GrubHub's Sales Shine In First Results Since IPO

GrubHub Inc (NYSE:GRUB) reported higher-than-expected revenue in its first quarterly results as a public company as more people used the online food-delivery service to order takeout meals.

GrubHub's shares jumped as much as 8 percent in extended trading on Thursday after the company also forecast current-quarter sales above estimates.

The company, which delivers everything from expensive steaks to bento boxes, receives a commission from restaurants on orders booked through its website and its mobile application.

Restaurants prefer services such as GrubHub as they cut down the time spent taking orders on the phone during peak hours.

GrubHub Chief Executive Matt Maloney said results were helped by the severe winter, when "people eat in more and dine out less".

The company, which bought its biggest rival Seamless last year, said it expects current-quarter revenue of $53 million-$55 million, above the average analyst estimate of $52.6 million, according to Thomson Reuters I/B/E/S.

GrubHub bought Seamless in August to boost its presence in the U.S. East Coast. Seamless is popular with large businesses, which order food for employees working long hours.

"(The company sees) growth in getting deeper in the existing market," Maloney said, noting that Americans spend about $67 billion every year on takeout from independent restaurants.

GrubHub said that active diners in the quarter ended March 31 grew 49 percent to 3.9 million from a year earlier.

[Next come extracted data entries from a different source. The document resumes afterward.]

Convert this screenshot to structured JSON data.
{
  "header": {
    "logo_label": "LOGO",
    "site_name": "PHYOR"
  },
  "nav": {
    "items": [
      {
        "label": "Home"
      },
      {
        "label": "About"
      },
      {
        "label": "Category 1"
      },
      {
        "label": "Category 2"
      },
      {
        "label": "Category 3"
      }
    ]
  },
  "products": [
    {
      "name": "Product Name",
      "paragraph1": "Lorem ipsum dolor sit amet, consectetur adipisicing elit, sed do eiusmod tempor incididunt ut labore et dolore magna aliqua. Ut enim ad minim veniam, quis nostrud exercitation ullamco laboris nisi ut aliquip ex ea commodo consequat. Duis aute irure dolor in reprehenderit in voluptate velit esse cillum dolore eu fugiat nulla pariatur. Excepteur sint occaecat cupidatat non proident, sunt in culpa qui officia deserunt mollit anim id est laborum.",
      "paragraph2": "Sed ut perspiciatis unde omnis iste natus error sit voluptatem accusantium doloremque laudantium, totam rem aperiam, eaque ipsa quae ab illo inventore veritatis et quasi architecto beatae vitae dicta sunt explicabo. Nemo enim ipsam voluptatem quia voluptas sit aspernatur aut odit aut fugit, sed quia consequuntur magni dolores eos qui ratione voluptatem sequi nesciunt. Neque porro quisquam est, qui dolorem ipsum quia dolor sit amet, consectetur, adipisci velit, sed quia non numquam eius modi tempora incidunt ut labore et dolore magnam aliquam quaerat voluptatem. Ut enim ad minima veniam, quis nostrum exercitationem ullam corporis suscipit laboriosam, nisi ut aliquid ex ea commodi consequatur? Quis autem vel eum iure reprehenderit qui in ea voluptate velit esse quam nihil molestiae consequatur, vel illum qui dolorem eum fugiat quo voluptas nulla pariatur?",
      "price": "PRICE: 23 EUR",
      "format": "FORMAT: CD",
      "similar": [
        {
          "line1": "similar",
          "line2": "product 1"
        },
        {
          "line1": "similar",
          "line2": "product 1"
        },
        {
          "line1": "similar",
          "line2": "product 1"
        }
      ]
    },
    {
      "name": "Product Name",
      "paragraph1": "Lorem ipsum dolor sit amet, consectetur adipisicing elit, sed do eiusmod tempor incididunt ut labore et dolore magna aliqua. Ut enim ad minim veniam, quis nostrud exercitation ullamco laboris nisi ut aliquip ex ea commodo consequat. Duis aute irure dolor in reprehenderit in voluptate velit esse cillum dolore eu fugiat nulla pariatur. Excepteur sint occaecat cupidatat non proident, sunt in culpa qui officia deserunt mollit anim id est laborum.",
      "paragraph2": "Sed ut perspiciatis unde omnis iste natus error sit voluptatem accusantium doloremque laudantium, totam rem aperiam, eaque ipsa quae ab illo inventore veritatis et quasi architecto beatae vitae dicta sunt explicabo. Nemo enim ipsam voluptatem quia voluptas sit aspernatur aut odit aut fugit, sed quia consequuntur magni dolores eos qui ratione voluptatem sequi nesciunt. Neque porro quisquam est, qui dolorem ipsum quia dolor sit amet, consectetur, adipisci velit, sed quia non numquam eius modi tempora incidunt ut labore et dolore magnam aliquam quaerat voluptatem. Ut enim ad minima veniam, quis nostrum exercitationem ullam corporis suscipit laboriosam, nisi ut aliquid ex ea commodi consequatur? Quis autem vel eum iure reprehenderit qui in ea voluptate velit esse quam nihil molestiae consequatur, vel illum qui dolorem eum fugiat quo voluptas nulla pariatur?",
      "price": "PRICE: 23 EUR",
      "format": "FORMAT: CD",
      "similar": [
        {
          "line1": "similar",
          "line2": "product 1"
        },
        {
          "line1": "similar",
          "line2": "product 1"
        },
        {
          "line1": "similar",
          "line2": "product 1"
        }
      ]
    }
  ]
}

The company's profit more than tripled to $4.4 million, or 6 cents per share, from $1.3 million, or 3 cents per share, a year earlier, before it bought Seamless.

Revenue more than doubled to $58.6 million, above the average analyst estimate of $53.4 million.

Shares of Chicago-based GrubHub, which went public in April, were trading at $32.49 after the bell. The stock closed at $31.38 on Thursday on the New York Stock exchange, 21 percent above its IPO price.